While different, both teams are engaged in the Buyer’s journey with the same final destination: getting more prospects and bring them to the end of the funnel. By working together to attract qualified leads and create an effective buying experience sales and marketing team can engage with their audiences and hold their hands during the selling and buying processes.
Sales And Marketing Integration
“Make sales, not war”
When marketing and sales can get over their differences and align to work together, magical things happen. They can increase the revenue cycle while cutting the cost of doing business. Most companies spend 30-40% of their revenue on Sales and Marketing activities. This means that if both coordinate themselves, they can optimise not only the company activity and ROI, but also the spending.
The point is having an integrated engagement strategy, wherever and whenever your consumers interact with your company. Marketing and sales activities should be connected to consolidate an improved customer interaction, creating a great knowledge- based relationship with potential and existing customers.
Is essential for marketers to understand the buyer persona and establish a content strategy to communicate with them effectively. The digital environment and social media has created new opportunities to deliver great content through more channels and reach a bigger audience, attracting and nurturing qualified leads.

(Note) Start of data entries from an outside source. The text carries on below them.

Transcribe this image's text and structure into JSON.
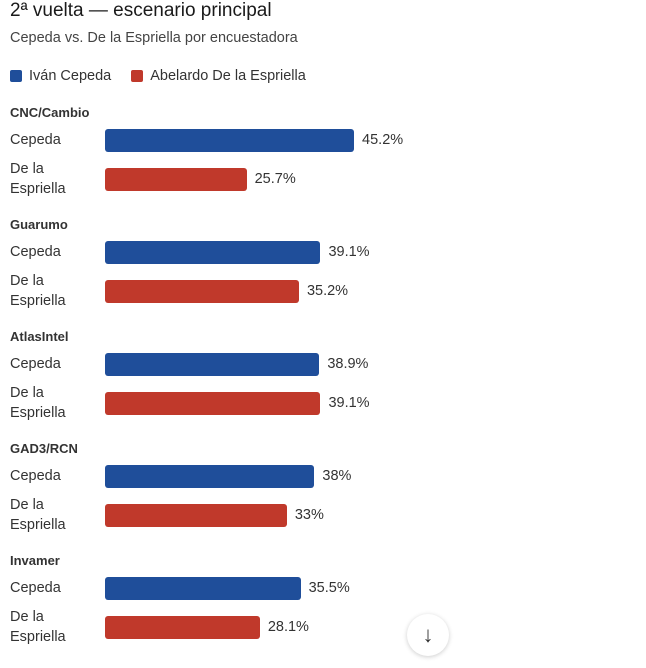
{
  "chart_data": {
    "type": "bar",
    "orientation": "horizontal",
    "title": "2ª vuelta — escenario principal",
    "subtitle": "Cepeda vs. De la Espriella por encuestadora",
    "legend": [
      {
        "name": "Iván Cepeda",
        "color": "#1f4e9a"
      },
      {
        "name": "Abelardo De la Espriella",
        "color": "#c0392b"
      }
    ],
    "legend_position": "top-left",
    "row_labels": [
      "Cepeda",
      "De la Espriella"
    ],
    "value_suffix": "%",
    "groups": [
      {
        "name": "CNC/Cambio",
        "values": [
          45.2,
          25.7
        ],
        "labels": [
          "45.2%",
          "25.7%"
        ]
      },
      {
        "name": "Guarumo",
        "values": [
          39.1,
          35.2
        ],
        "labels": [
          "39.1%",
          "35.2%"
        ]
      },
      {
        "name": "AtlasIntel",
        "values": [
          38.9,
          39.1
        ],
        "labels": [
          "38.9%",
          "39.1%"
        ]
      },
      {
        "name": "GAD3/RCN",
        "values": [
          38,
          33
        ],
        "labels": [
          "38%",
          "33%"
        ]
      },
      {
        "name": "Invamer",
        "values": [
          35.5,
          28.1
        ],
        "labels": [
          "35.5%",
          "28.1%"
        ]
      }
    ]
  },
  "scroll_button": {
    "icon": "arrow-down-icon",
    "glyph": "↓"
  }
}
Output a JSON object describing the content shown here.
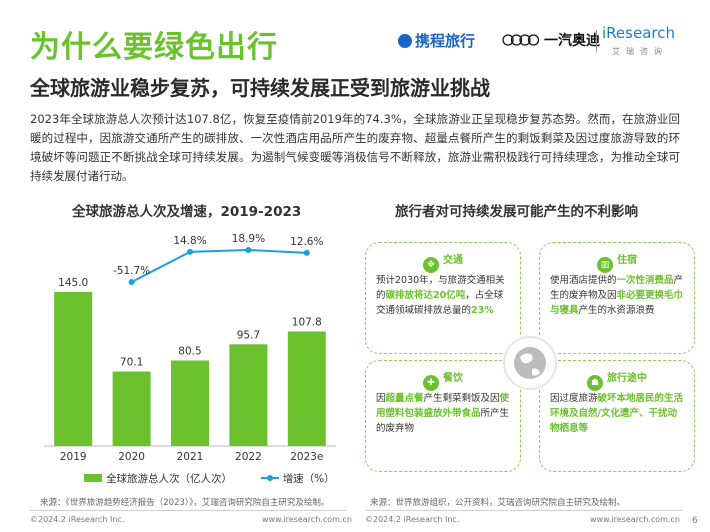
{
  "header": {
    "title": "为什么要绿色出行",
    "subtitle": "全球旅游业稳步复苏，可持续发展正受到旅游业挑战"
  },
  "logos": {
    "ctrip": "携程旅行",
    "faw": "一汽奥迪",
    "iresearch": "iResearch",
    "iresearch_sub": "艾瑞咨询"
  },
  "intro": "2023年全球旅游总人次预计达107.8亿，恢复至疫情前2019年的74.3%，全球旅游业正呈现稳步复苏态势。然而，在旅游业回暖的过程中，因旅游交通所产生的碳排放、一次性酒店用品所产生的废弃物、超量点餐所产生的剩饭剩菜及因过度旅游导致的环境破坏等问题正不断挑战全球可持续发展。为遏制气候变暖等消极信号不断释放，旅游业需积极践行可持续理念，为推动全球可持续发展付诸行动。",
  "left_section": {
    "title": "全球旅游总人次及增速，2019-2023",
    "legend_bar": "全球旅游总人次（亿人次）",
    "legend_line": "增速（%）",
    "source": "来源：《世界旅游趋势经济报告（2023）》，艾瑞咨询研究院自主研究及绘制。",
    "colors": {
      "bar": "#6cc12f",
      "line": "#1a9fe0"
    }
  },
  "chart_data": {
    "type": "bar",
    "categories": [
      "2019",
      "2020",
      "2021",
      "2022",
      "2023e"
    ],
    "series": [
      {
        "name": "全球旅游总人次（亿人次）",
        "type": "bar",
        "values": [
          145.0,
          70.1,
          80.5,
          95.7,
          107.8
        ],
        "labels": [
          "145.0",
          "70.1",
          "80.5",
          "95.7",
          "107.8"
        ]
      },
      {
        "name": "增速（%）",
        "type": "line",
        "values": [
          null,
          -51.7,
          14.8,
          18.9,
          12.6
        ],
        "labels": [
          "",
          "-51.7%",
          "14.8%",
          "18.9%",
          "12.6%"
        ]
      }
    ]
  },
  "right_section": {
    "title": "旅行者对可持续发展可能产生的不利影响",
    "source": "来源：世界旅游组织，公开资料，艾瑞咨询研究院自主研究及绘制。",
    "cards": [
      {
        "title": "交通",
        "icon": "traffic-icon",
        "pre": "预计2030年，与旅游交通相关的",
        "hl1": "碳排放将达20亿吨",
        "mid": "，占全球交通领域碳排放总量的",
        "hl2": "23%",
        "post": ""
      },
      {
        "title": "住宿",
        "icon": "hotel-icon",
        "pre": "使用酒店提供的",
        "hl1": "一次性消费品",
        "mid": "产生的废弃物及因",
        "hl2": "非必要更换毛巾与寝具",
        "post": "产生的水资源浪费"
      },
      {
        "title": "餐饮",
        "icon": "dining-icon",
        "pre": "因",
        "hl1": "超量点餐",
        "mid": "产生剩菜剩饭及因",
        "hl2": "使用塑料包装盛放外带食品",
        "post": "所产生的废弃物"
      },
      {
        "title": "旅行途中",
        "icon": "traveler-icon",
        "pre": "因过度旅游",
        "hl1": "破坏本地居民的生活环境及自然/文化遗产、干扰动物栖息等",
        "mid": "",
        "hl2": "",
        "post": ""
      }
    ]
  },
  "footer": {
    "copyright_left": "©2024.2 iResearch Inc.",
    "url_left": "www.iresearch.com.cn",
    "copyright_right": "©2024.2 iResearch Inc.",
    "url_right": "www.iresearch.com.cn",
    "page": "6"
  }
}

Here’s the tool the HubSpot marketing team uses to educate Sales on the process of where a lead is at buyer’s journey.
Generally, the potential customers they reach are not ready to buy – yet. Here’s when salespeople influence one buyer at a time when they are closer to the buying decision, acting fast and smart to smoothly drive them towards the end of the funnel. Congratulations teams, you just got a new customer.
Content marketing is the “X” factor
If there is something that both marketing and sales love, apart from a good coffee, is content.
Why? Because content creation what drives the whole customer relationship lifestyle cycle.
Like we’ve said in our previous posts, In B2B prospects complete 77% of their buying decision before contacting a salesperson. This creates important boundaries to the job of the salespeople. Content marketing is the way the sales team can reach the potential customer and influence their buying decision. But this content can’t be created and delivered without the help of the marketing team. Now is the time to hold hands with your buddy.
Both teams should gather and share case studies, customer insights and social media support. This will help to create effective content, and represents an opportunity for sales to help to drive the message.
Marketing Automation, The Integration Tool
Automation is the key word. Technologies like SalesForce and Hubspot have automated both sales and marketing, allowing them to effectively measure ROI. A CRM integration with the automated marketing technology can give both teams real-time feedback to identify gaps in the automated sales process.
When sales identify good prospects in sales automation, marketers can pick them up through marketing automation and market specific and relevant content. When the sales team finds lost opportunities - for example, an unqualified lead is passed to sales automatically- sales will pull a CRM report to marketing, and they will generate new content to become more accurate and fill the gap in the sales process.
Properly done, marketing automation will allow you to make investment decisions based on ROI, reflecting sales’ return on marketing’s investments. Remember that marketing and sales automation is only as good as the information you put into it.
If marketing and sales work together around a single revenue cycle, they will dramatically improve marketing ROI, sales productivity and, most importantly, top-line growth. Teamwork makes the dream work!